As a mere matter of policy, to say nothing of justice, how much wiser it would be to assume that men are ready and willing to change unjust laws and customs whenever the better way is made clear and then to ask to have all evils that laws can remedy removed. Whenever this course has been practiced it has always been successful and therefore should first be tried. For any men who would give up the law-making power to women in order to remedy existing evils, would surely be those most ready to enact the needful laws themselves.

The woman suffrage party is so extensively organized, with such energetic and persistent leaders and such ably conducted papers and tracts, that those of our sex who are opposed to this measure begin to feel disturbed and anxious lest it should finally be consummated. Instead of meeting this danger by ridicule and obloquy I would suggest that practical methods be instituted in which conservative men and women can unite, and which the most radical will approve and aid.

There are many ways in which great influence can be exerted without any regular organization or

establishing newspapers or circulating tracts as is now so vigorously carried on by those favoring woman suffrage. One method might be enlisting editors of newspapers and magazines to promote the circulation of this little volume and also to insert extracts of some of the most effective portions in their columns. Another might be to present this work to the clergymen and seek their influence and counsel in promoting its aims.[198:A]

[198:A] A small periodical, published in Baltimore, Md., entitled the True Woman, ably edited by Mrs. Charlotte E. McKay, is valuable as a cheap and excellent tract with the same aim.

Still another might be, efforts to promote the establishment of such a University for Women as the one here indicated, commencing with seeking endowments for the Health and Domestic departments in connection with some flourishing literary institution, for the purpose of restoring women teachers to health, and also for training pupils to become health-keepers in families, schools, and communities.

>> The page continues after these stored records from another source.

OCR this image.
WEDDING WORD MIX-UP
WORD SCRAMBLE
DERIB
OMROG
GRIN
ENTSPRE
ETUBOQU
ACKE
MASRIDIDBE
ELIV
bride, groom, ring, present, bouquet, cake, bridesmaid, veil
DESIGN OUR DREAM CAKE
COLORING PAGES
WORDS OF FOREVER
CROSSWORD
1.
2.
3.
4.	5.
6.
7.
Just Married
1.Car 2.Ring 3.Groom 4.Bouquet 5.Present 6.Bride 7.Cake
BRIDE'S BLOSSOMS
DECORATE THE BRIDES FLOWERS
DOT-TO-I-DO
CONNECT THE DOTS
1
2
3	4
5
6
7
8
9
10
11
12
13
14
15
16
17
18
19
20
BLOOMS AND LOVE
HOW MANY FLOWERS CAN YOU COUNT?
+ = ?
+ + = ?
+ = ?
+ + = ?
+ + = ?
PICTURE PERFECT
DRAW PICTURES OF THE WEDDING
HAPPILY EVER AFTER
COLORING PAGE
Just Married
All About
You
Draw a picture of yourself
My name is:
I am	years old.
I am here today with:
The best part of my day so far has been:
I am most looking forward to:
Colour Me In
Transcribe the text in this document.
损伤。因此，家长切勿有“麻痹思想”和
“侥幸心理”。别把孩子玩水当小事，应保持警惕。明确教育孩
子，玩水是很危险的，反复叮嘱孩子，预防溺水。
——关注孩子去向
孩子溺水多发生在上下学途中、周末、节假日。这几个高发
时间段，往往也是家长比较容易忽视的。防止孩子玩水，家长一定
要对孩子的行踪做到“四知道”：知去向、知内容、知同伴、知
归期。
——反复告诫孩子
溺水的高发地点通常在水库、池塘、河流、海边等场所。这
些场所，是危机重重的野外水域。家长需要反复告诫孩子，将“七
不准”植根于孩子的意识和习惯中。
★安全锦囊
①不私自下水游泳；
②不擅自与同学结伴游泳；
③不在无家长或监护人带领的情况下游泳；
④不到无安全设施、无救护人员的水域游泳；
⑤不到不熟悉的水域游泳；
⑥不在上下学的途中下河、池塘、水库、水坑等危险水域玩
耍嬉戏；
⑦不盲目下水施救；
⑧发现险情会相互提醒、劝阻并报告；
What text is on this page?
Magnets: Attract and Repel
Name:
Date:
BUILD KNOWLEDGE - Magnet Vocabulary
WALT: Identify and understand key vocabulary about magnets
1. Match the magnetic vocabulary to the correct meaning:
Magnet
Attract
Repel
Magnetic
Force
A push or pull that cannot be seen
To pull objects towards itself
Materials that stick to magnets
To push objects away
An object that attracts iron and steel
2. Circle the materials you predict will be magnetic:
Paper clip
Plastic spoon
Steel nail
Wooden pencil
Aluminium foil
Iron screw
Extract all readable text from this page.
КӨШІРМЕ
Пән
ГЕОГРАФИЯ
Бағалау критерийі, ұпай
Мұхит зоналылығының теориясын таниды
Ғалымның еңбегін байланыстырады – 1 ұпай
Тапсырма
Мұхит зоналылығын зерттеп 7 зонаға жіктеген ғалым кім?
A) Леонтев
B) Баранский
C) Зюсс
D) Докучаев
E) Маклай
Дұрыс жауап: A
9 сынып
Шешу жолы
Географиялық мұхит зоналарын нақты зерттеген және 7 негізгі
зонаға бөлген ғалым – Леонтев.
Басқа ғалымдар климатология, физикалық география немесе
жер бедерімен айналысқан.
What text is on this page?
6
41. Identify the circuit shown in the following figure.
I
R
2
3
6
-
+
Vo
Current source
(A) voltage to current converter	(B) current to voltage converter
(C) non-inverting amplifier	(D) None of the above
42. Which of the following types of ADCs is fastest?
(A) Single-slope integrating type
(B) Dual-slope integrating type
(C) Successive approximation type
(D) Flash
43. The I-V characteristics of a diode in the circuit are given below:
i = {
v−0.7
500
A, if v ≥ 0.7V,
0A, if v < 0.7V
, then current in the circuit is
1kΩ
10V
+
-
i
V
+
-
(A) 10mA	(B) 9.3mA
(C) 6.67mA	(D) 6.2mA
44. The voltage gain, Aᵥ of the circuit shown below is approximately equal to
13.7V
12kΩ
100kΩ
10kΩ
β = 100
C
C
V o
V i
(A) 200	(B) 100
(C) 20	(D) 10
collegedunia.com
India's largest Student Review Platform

The importance of this last measure will appear in the following extract from a public address of a regularly educated American physician:

It is much to be deplored that we have no chair devoted to Hygiene in any of our medical colleges. During four courses of Lectures, that I attended, one of them in Paris, I never heard a single lecture upon the Laws of Health; and when on one occasion I asked one of our Professors if he would not devote one or more of his course to this subject, he replied, that he ought to, but feared he would not find time; and then jokingly remarked, that we would find it more to our interests to learn how to cure people than to keep them well; that we would get gratitude and money for healing the sick, but neither the one nor the other for preserving the health of the people, however well we might do it.